Cardiologists took the biggest hit in annual compensation, netting an average $345,000. That represents a 23.33 percent decrease, year over year. In May, the New York Times ran the following article, raising the concern of where all of the cardiac cases had gone. The American College of Cardiology published a study in January that showed nationwide, the number of deaths due to ischemic heart disease and hypertensive diseases increased during the early phases of the pandemic. 

“The present findings support the idea that many patients suffered cardiovascular events without seeking medical attention, or presented in a delayed fashion and suffered worse clinical outcomes, as many practitioners feared,” the researchers wrote.

The top-five compensation gains by specialty (year-over-year change in parentheses)

  • Psychiatry: $319,380 (+24.72%)

  • Anesthesiology: $430,375 (+20.40%)

  • Urology: $537,500 (+16.53%)

  • General Surgery: $428,760 (9.76%)

  • Dermatology: $373,750 (+3.10%)

The top-five compensation declines by specialty (year-over-year change in parentheses)

  • Cardiology: $345,000 (-23.33%)

  • Gastroenterology: $498,125 (-11.58%)

  • Neurology: $345,000 (-6.08%)

  • OB/Gyn: $298,125 (-6.40%)

  • Internal medicine: $236,250 (-5.42%)

Signing Bonuses

The picture for signing bonuses in 2020 is slightly rosier. Seven out of 11 specialties saw year-over-year increases in signing bonuses. This could be a byproduct of the fact that despite the temporary blow to the healthcare system delivered by COVID-19, the physician shortage is here to stay. 

Seventy-seven percent of new hires received signing bonuses. Sums ranged from $3,000 to $220,000. 

The big number: +131.58 percent

Though cardiologists may have seen the biggest declines in annual compensation, their signing bonuses have increased the most. On average, new hires netted $27,500 when they inked their contracts. Cardiovascular disease continues to be one of the biggest killers in the US. Couple that with an aging population, and it’s safe to say that the need for cardiologists will persist despite the temporary blip posed by COVID-19.

The small number: -25.33 percent

Family medicine physicians saw the biggest dip in their signing bonuses at 25.33 percent year-over-year. The average new FM physician brought in $30,000 with their new contract.
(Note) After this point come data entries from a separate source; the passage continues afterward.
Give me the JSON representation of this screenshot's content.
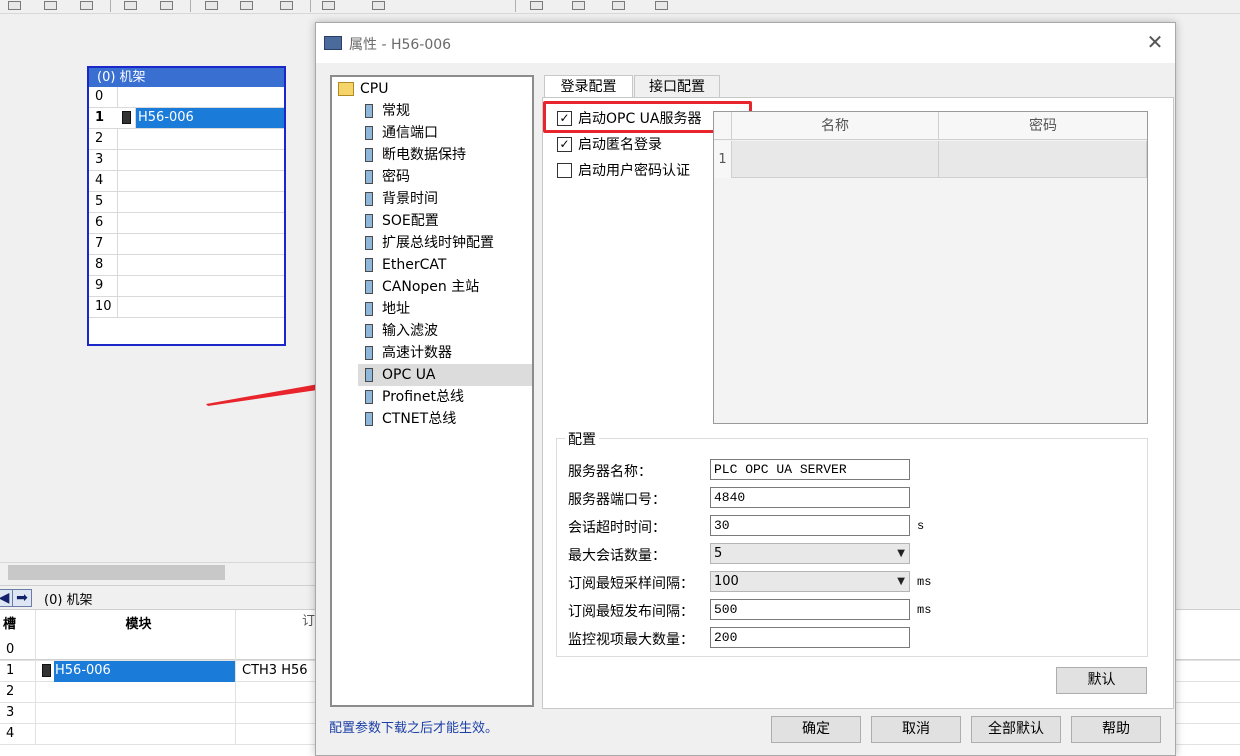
{
  "rack": {
    "title": "(0)  机架",
    "rows": [
      "0",
      "1",
      "2",
      "3",
      "4",
      "5",
      "6",
      "7",
      "8",
      "9",
      "10"
    ],
    "module": "H56-006"
  },
  "bottom": {
    "title": "(0)  机架",
    "headers": {
      "slot": "槽",
      "module": "模块",
      "partial": "订"
    },
    "rows": [
      "0",
      "1",
      "2",
      "3",
      "4"
    ],
    "module": "H56-006",
    "order": "CTH3 H56"
  },
  "dialog": {
    "title": "属性 - H56-006",
    "tree": {
      "root": "CPU",
      "items": [
        "常规",
        "通信端口",
        "断电数据保持",
        "密码",
        "背景时间",
        "SOE配置",
        "扩展总线时钟配置",
        "EtherCAT",
        "CANopen 主站",
        "地址",
        "输入滤波",
        "高速计数器",
        "OPC UA",
        "Profinet总线",
        "CTNET总线"
      ],
      "selected": "OPC UA"
    },
    "note": "配置参数下载之后才能生效。",
    "tabs": {
      "login": "登录配置",
      "interface": "接口配置"
    },
    "checkboxes": {
      "enable_server": {
        "label": "启动OPC UA服务器",
        "checked": true,
        "mark": "✓"
      },
      "enable_anonymous": {
        "label": "启动匿名登录",
        "checked": true,
        "mark": "✓"
      },
      "enable_userpass": {
        "label": "启动用户密码认证",
        "checked": false,
        "mark": ""
      }
    },
    "user_table": {
      "col_name": "名称",
      "col_password": "密码",
      "rows": [
        "1"
      ]
    },
    "config": {
      "group_title": "配置",
      "server_name_label": "服务器名称：",
      "server_name": "PLC OPC UA SERVER",
      "port_label": "服务器端口号：",
      "port": "4840",
      "timeout_label": "会话超时时间：",
      "timeout": "30",
      "timeout_unit": "s",
      "max_sessions_label": "最大会话数量：",
      "max_sessions": "5",
      "min_sample_label": "订阅最短采样间隔：",
      "min_sample": "100",
      "min_sample_unit": "ms",
      "min_publish_label": "订阅最短发布间隔：",
      "min_publish": "500",
      "min_publish_unit": "ms",
      "max_items_label": "监控视项最大数量：",
      "max_items": "200"
    },
    "buttons": {
      "default": "默认",
      "ok": "确定",
      "cancel": "取消",
      "all_default": "全部默认",
      "help": "帮助"
    },
    "colors": {
      "highlight": "#e8242c",
      "arrow": "#e8242c",
      "selection": "#1a7bd8"
    }
  }
}
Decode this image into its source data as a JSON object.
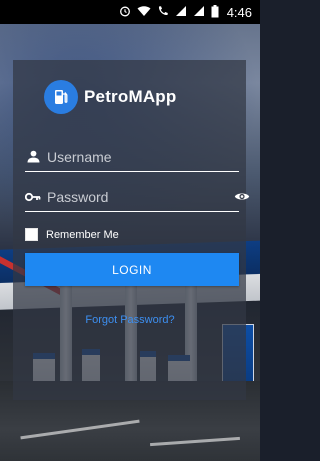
{
  "status_bar": {
    "time": "4:46",
    "icons": [
      "alarm-icon",
      "wifi-icon",
      "call-icon",
      "signal-icon",
      "signal-icon",
      "battery-icon"
    ]
  },
  "app": {
    "name": "PetroMApp",
    "logo_icon": "fuel-pump-icon"
  },
  "login_form": {
    "username_placeholder": "Username",
    "password_placeholder": "Password",
    "remember_label": "Remember Me",
    "remember_checked": false,
    "login_label": "LOGIN",
    "forgot_label": "Forgot Password?"
  },
  "colors": {
    "accent": "#1e88f2",
    "link": "#3d8ff0",
    "logo_badge": "#2a7de1"
  }
}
The Health Resources & Services Administration projected that by 2020, demand for primary care physicians, such as FMs, would outpace supply. This government office expected a 14 percent increase in demand, and a projected shortage of more than 20,000 full time employees. 

The top-five signing bonus gains by specialty (year-over-year change in parentheses)

  • Cardiology: $27,500 (+131.58%)

  • Urology: $47,373 (+69.20%)

  • Psychiatry: $35,625 (+49.21%)

  • Internal Medicine: $30,000 (+27.50%)

  • OB/Gyn: $37,500 (+20%)

The top-four signing bonus declines by speciality (year-over-year change in parentheses)

  • Family Medicine: $30,000 (-25.33%)

  • General Surgery: $27,500 (-20.16%)

  • Gastroenterology: $25,000 (-18.77%)

  • Neurology: $32,500 (-16.24%)

As the Medicus Firm report notes, COVID-19 cast a pall of uncertainty over the entire healthcare business. It froze elective procedures, cost healthcare systems billions in lost revenues, and deterred patients from seeking care. That being said, the needs of American healthcare consumers are unchanged, as is the American physician shortage.